È la parte più importante dell'iniziativa artistica e culturale intrapresa dal pianista Simone Ferraresi e da Mauro Vignolo, rispettivamente ideatore-direttore artistico del Festival e membro del suo comitato consultivo: dal 21 luglio, negli orari d'apertura del Museo di Spina, giovani pianisti italiani e altri provenienti da paesi europei, stanno già frequentando le lezioni di Paul Badura-Skoda e Jeffrey Swann, allietando gli spazi di Palazzo Costabili con le note dei prestigiosi pianoforti gran coda messi a disposizione da Fazioli, la fabbrica italiana di maggior caratura internazionale, principale sponsor del Ferrara Piano Festival.
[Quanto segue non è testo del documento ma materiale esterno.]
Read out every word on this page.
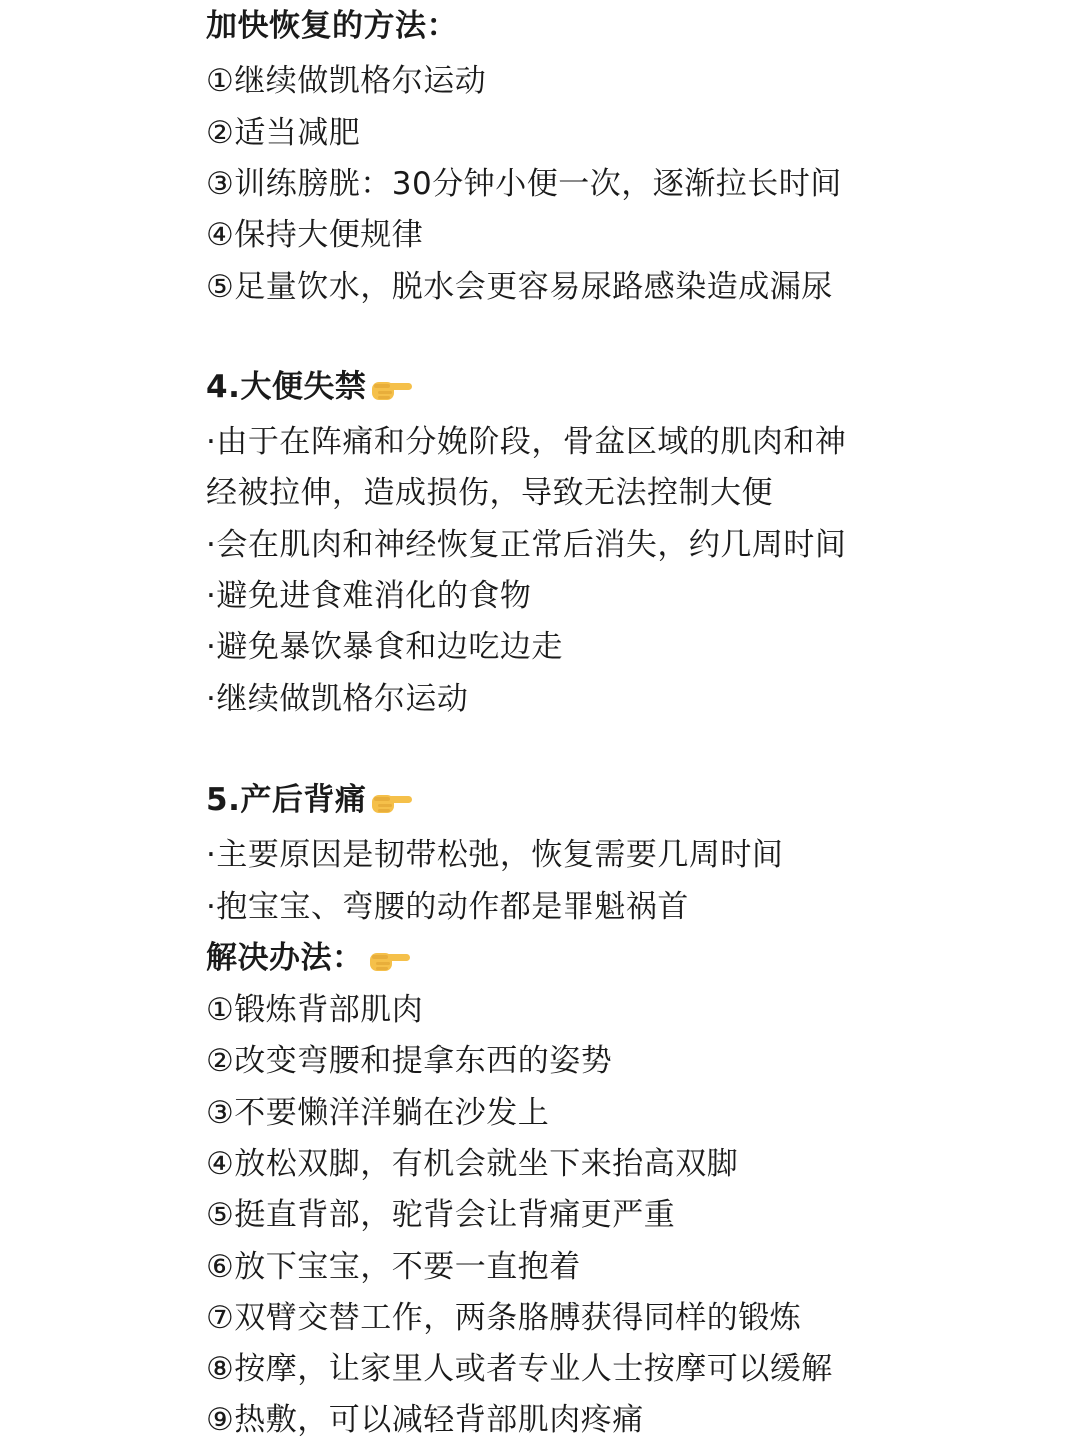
加快恢复的方法：
①继续做凯格尔运动
②适当减肥
③训练膀胱：30分钟小便一次，逐渐拉长时间
④保持大便规律
⑤足量饮水，脱水会更容易尿路感染造成漏尿
4.大便失禁
·由于在阵痛和分娩阶段，骨盆区域的肌肉和神
经被拉伸，造成损伤，导致无法控制大便
·会在肌肉和神经恢复正常后消失，约几周时间
·避免进食难消化的食物
·避免暴饮暴食和边吃边走
·继续做凯格尔运动
5.产后背痛
·主要原因是韧带松弛，恢复需要几周时间
·抱宝宝、弯腰的动作都是罪魁祸首
解决办法：
①锻炼背部肌肉
②改变弯腰和提拿东西的姿势
③不要懒洋洋躺在沙发上
④放松双脚，有机会就坐下来抬高双脚
⑤挺直背部，驼背会让背痛更严重
⑥放下宝宝，不要一直抱着
⑦双臂交替工作，两条胳膊获得同样的锻炼
⑧按摩，让家里人或者专业人士按摩可以缓解
⑨热敷，可以减轻背部肌肉疼痛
Il Ridotto del Teatro ospiterà quindi, a ingresso libero, oggi e venerdì alle 18 i loro concerti, con l'esecuzione di un brano a testa tratto dal repertorio pianistico presentato a lezione: oggi toccherà a Niccolò Fanti, Francesca Khalifa, Chantal Balestri (Svizzera), Matteo Cardelli, Michel Xie (Olanda) e allo spagnolo Hugo Selles; venerdì concludono gli allievi di Jeffrey Swann: Ignacio Ojeda Romero (Spagna), Adam Mc Donagh (Irlanda), gli italiani Gabriele Greco e Christian De Luca e di nuovo Matteo Cardelli, Hugo Selles e Chantal Balestri.